In Cincinnati, Ohio, a nonprofit harm reduction organization offers a number of supplies, including safe injection kits (which notably exclude syringes), safer smoking kits, nasal and intramuscular opioid overdose reversal agents (i.e., naloxone), and personal protective equipment, through an outdoor VMHR that can be accessed 24/7 with a personal code (“Safer-Use Supplies,” n.d.). This machine is located outside a syringe service program. A recent evalution of this implementation suggests that this VMHR dramatically increased the accessability of harm reduction products and services, even among those who had never reportedly used harm reduction services. The machine was also associated with a decrease in countywide overdoses (Arendt, 2022).The public health department of Las Vegas, Nevada deployed six VMHR in 2019, which hold syringes, injectable and nasal naloxone, pregnancy tests, safe sex kits, hygiene kits, first-aid kits, and sharps containers. Similar to the Ohio implementation, preliminary evidence from this evaluation shows that providing naloxone in Las Vegas is associated with immediate reductions in overdose fatalities (Allen et al., 2022). In 2022, Philadelphia introduced “Narcan Near Me” towers, which dispense free naloxone. Naloxone dispensing machines have also been deployed in other areas of Pennsylvania, Wisconsin, Kentucky, and Rhode Island, due in part to the recent relaxing of naloxone access laws.

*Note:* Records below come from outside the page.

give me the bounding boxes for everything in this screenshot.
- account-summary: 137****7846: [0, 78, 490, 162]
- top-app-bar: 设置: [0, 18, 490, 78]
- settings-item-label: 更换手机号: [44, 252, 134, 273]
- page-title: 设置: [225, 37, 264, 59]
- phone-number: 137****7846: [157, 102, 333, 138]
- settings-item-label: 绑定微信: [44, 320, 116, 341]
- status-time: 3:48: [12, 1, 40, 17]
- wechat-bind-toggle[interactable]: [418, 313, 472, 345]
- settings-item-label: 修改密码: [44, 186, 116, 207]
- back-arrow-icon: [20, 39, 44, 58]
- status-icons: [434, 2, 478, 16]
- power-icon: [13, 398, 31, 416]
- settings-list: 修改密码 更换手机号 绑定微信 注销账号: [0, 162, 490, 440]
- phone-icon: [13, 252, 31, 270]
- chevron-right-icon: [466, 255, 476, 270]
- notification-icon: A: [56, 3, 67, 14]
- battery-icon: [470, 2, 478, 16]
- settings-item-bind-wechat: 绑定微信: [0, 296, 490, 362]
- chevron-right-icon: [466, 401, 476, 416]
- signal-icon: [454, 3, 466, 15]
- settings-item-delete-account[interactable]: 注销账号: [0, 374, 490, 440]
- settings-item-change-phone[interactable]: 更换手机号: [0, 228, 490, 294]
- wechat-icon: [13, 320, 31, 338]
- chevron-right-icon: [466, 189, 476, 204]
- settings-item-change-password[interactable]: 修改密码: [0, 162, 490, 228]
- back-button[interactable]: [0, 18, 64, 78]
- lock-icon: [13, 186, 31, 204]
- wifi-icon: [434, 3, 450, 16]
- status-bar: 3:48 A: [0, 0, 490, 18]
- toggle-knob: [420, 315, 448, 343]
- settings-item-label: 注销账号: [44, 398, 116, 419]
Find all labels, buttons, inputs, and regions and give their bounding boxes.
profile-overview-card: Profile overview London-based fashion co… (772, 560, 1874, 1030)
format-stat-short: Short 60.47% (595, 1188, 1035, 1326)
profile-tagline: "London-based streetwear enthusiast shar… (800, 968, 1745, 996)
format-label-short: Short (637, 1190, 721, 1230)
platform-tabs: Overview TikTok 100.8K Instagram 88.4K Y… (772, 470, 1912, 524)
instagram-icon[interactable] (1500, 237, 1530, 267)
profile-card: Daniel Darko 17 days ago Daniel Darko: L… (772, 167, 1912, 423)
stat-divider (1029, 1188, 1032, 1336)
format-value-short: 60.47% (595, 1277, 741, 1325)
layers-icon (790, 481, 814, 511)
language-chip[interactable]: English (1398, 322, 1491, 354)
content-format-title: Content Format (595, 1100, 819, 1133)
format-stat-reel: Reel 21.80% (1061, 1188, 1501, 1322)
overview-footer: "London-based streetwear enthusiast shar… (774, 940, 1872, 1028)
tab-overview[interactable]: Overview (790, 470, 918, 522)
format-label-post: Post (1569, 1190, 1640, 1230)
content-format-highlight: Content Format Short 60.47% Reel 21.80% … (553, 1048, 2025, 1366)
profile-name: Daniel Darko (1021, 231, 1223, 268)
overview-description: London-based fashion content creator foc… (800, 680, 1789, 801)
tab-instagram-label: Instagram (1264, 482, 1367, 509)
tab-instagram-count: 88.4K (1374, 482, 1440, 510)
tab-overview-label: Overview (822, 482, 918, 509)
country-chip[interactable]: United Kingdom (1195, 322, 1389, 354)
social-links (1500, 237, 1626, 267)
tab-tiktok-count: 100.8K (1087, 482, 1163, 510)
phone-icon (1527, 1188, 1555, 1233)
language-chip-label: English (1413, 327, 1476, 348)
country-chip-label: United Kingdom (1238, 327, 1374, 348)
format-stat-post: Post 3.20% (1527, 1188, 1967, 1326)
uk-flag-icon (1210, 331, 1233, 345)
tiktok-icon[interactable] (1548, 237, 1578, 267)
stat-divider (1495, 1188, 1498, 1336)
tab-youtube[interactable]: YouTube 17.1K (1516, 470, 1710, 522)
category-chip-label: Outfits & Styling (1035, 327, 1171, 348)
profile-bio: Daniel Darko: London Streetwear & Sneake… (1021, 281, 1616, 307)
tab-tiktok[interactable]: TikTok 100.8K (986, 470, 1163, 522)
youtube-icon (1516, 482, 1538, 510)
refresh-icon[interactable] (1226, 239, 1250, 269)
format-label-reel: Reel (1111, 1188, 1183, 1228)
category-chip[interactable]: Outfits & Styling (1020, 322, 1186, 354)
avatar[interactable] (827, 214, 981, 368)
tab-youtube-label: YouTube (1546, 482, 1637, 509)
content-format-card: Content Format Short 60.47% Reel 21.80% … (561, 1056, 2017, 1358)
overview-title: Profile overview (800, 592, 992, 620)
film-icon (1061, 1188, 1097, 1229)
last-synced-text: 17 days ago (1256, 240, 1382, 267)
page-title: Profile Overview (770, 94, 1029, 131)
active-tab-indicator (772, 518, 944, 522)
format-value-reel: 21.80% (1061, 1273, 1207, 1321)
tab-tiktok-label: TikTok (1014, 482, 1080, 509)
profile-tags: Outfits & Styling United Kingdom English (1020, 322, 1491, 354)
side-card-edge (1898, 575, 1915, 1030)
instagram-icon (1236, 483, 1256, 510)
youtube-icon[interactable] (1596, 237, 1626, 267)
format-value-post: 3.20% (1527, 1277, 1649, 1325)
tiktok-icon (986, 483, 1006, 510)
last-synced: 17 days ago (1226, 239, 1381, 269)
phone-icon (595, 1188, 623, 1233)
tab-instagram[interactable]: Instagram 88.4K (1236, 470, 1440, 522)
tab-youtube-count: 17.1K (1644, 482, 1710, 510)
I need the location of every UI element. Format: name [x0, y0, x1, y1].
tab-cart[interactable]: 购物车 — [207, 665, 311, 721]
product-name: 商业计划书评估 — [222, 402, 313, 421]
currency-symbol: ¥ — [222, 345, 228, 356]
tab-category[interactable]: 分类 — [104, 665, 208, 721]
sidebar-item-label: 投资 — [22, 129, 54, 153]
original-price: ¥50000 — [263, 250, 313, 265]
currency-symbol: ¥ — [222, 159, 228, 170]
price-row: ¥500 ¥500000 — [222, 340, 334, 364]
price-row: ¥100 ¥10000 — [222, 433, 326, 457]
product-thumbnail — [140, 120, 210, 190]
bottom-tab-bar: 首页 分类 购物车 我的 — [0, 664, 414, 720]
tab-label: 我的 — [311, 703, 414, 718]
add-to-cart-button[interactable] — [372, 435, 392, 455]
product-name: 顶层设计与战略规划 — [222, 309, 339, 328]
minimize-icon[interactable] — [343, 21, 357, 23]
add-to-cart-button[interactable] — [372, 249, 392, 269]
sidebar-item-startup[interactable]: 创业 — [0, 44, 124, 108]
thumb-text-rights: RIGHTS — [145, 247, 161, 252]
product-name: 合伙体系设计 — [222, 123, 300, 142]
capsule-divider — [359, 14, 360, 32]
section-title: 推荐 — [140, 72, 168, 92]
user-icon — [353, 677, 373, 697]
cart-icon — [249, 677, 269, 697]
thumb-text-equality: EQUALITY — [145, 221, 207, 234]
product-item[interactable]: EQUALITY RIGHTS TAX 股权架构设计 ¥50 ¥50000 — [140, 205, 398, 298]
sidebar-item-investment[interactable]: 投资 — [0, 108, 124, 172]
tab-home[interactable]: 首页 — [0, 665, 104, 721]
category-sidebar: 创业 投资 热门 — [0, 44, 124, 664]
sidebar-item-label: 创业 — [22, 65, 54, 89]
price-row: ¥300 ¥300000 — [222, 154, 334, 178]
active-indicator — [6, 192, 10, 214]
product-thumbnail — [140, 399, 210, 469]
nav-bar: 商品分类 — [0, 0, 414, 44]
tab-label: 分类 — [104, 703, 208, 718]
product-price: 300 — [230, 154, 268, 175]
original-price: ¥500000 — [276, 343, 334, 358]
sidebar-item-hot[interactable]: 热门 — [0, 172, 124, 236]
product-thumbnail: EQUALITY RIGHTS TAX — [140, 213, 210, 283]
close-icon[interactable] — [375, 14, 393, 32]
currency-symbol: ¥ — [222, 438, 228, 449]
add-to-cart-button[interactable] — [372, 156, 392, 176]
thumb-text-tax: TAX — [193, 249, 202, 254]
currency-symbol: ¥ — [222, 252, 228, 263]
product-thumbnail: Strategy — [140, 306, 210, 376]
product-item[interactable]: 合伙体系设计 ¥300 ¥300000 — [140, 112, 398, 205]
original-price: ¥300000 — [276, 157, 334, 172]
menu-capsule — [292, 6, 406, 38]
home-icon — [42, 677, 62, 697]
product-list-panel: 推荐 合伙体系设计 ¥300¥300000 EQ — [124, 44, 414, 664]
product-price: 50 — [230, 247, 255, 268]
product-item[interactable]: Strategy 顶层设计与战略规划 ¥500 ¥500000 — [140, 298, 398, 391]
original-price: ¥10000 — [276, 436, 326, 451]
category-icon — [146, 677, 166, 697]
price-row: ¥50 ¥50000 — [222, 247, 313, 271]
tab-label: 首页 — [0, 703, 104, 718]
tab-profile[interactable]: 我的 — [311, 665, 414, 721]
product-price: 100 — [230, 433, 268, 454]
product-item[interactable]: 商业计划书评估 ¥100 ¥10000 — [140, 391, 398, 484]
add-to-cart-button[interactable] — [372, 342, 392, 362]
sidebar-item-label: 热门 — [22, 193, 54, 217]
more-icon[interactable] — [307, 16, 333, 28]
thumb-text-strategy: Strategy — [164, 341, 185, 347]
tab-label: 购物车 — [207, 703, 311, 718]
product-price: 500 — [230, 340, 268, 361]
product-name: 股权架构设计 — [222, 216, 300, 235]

The objective of the present study was to ascertain the acceptability and feasibility, among different stakeholder groups, of placing a VMHR in Philadelphia. We endeavored to identify barriers that would inform where VMHR were placed and what harm reduction content they would contain. This exploratory, multi-stakeholder qualitative inquiry serves as a step towards establishing additional and expanded VMHR in Philadelphia. The study also focuses on contributing to the scientific literature on VMHR and gaining rapid and actionable knowledge about their use, providing a valuable service to our community partners.